En esta primavera de 2019, Sudán se halla sumido en un nuevo momento crucial de su historia. La crisis económica que estalló en enero de 2018 se ha agravado hasta un punto de ruptura. La ciudadanía está en las calles, en una movilización dirigida por organizaciones sindicales y políticas, herederas de una larga tradición, que han vuelto a significarse: exigen la caída del régimen y el regreso a un gobierno civil y democrático. El general Omar al Bashir, presidente de la República desde 1993, ha sido destituido por su equipo y reemplazado por un comité militar que se ha dotado de plenos poderes para los próximos dos años. El que fuera el mayor país de África (más de cinco veces Francia), con una población en el Norte de más de 40 millones de habitantes en la actualidad, lleva 30 años destacando por varios episodios dramáticos: apoyo al islamismo militante y al terrorismo internacional; intensificación de la guerra contra el Movimiento Popular de Liberación de Sudán (MPLS), fundado en mayo de 1983 por el coronel John Garang, que alcanza un acuerdo de paz en enero de 2005, seguido de la independencia de Sudán del Sur en julio de 2011; la contra-insurrección devastadora en Darfur a partir de 2003, cuya complejidad describe Gérard Prunier en su obra Darfour, un génocide ambigu (2006). Entre las nefastas guerras civiles en la periferia marginada del país, la represión de cualquier oposición política en los centros urbanos y la capital, la política asumida de subversión frente a los países vecinos y más allá, el apoyo al terrorismo internacional, Sudán ha gozado de poca paz. Richard Cockett, en Sudan, Darfur and the failure of an African State (2010), llega a calificarlo de Estado fallido. La sociedad sudanesa ha vivido una profunda transformación derivada de los amplios movimientos migratorios forzados desde las zonas de guerra o las áreas rurales deprimidas en dirección a las ciudades, de la migración de profesionales a los países del Golfo y de la juventud a Occidente, en el contexto del auge petrolero y de prosperidad relativa limitada a la capital durante la primera década de los años 2000.

La historia de un fracaso

Cabe distinguir tres fases en la evolución del país desde 1989:

* La etapa 1989-1996 es la de la aplicación de la política radical propugnada por Hasan al Turabi, fundador del Frente Nacional Islámico e instigador del golpe de Estado militar del 30 de junio de 1989: en el interior del país, represión de cualquier oposición civil y neutralización de la sociedad; guerra de exterminio de las rebeliones armadas en las regiones marginadas, del Sur y de los montes Nuba en particular, con proclamación del yihad y recurso a fuerzas adicionales mediante una política de tierra arrasada contra la población e intentos de división del movimiento del Sur, MPLS. En la escena internacional, estrategia de exportación de la revolución islámica mediante la organización de conferencias arabo-islámicas anuales y el apoyo a todos los movimientos revolucionarios islamistas, desde el Grupo Islámico Armado (GIA) argelino hasta el movimiento de Abu Sayyaf en Filipinas, pasando por la Yihad Islámica Palestina, cuyos personajes más visibles son el venezolano Carlos y el saudí Bin Laden con su organización Al Qaida, instalados en Jartum.

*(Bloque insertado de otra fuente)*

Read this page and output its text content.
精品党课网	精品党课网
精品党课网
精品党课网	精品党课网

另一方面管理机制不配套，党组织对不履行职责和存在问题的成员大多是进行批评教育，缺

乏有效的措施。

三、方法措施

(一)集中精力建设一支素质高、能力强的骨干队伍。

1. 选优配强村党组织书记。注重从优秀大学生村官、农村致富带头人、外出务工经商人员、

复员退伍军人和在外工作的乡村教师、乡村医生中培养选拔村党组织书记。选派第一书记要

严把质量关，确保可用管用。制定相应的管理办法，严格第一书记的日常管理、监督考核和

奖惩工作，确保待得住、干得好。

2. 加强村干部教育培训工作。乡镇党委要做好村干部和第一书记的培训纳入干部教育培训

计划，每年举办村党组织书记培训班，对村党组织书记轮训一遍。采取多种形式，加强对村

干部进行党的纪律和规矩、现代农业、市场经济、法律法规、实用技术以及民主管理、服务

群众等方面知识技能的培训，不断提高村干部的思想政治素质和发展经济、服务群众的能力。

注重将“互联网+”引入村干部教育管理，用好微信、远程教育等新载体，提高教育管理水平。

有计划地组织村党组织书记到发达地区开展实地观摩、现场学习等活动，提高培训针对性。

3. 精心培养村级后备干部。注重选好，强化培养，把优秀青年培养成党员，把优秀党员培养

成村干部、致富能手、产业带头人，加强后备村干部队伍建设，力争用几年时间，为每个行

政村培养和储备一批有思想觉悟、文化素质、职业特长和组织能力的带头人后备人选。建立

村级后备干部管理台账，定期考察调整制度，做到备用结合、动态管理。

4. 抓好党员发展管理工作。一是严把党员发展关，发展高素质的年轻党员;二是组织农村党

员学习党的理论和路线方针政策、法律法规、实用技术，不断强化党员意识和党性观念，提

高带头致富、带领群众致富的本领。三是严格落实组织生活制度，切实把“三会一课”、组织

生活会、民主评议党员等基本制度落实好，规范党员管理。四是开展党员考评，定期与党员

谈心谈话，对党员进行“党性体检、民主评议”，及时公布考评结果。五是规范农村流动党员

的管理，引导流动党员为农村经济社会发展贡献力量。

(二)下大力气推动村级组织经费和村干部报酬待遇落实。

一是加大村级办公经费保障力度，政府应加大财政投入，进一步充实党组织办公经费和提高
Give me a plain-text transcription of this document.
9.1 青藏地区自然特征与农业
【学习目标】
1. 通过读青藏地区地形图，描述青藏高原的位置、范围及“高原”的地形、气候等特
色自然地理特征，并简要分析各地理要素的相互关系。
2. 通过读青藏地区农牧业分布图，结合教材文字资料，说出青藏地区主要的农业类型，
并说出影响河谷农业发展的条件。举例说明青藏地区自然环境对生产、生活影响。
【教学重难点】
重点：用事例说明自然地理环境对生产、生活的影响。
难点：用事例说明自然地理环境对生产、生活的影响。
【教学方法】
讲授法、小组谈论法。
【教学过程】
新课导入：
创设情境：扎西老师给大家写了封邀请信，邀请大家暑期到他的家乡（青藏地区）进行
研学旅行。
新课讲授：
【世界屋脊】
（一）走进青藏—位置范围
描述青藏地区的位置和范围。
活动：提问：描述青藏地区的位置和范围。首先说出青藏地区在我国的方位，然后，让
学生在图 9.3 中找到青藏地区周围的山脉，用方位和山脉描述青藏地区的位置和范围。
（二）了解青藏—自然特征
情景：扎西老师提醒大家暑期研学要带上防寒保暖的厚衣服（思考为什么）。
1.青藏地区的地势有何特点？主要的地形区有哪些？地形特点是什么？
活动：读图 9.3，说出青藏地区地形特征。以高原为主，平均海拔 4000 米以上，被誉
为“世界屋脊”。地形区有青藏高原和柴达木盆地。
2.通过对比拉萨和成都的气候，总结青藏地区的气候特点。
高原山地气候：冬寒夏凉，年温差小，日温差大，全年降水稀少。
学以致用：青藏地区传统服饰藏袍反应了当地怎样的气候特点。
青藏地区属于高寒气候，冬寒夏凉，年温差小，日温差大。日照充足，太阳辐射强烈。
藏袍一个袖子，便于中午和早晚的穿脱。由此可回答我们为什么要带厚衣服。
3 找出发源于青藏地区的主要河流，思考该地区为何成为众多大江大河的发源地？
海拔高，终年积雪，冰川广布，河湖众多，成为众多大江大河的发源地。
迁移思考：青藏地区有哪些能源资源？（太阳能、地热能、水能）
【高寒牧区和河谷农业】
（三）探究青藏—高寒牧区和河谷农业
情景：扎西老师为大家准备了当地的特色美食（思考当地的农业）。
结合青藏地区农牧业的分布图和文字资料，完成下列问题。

* La segunda etapa (de 1996 a 2011) arrancó tras el intento de asesinato del presidente egipcio Hosni Mubarak por las fuerzas de seguridad sudanesas en Addis Abeba, en 1995. Fue entonces cuando Sudán fue objeto de embargo y sanciones estadounidenses, y más tarde de la ONU en 1997. A raíz de los atentados contra las embajadas de Washington en Nairobi y Dar es Salam, en agosto de 1998 Sudán fue bombardeado por misiles estadounidenses.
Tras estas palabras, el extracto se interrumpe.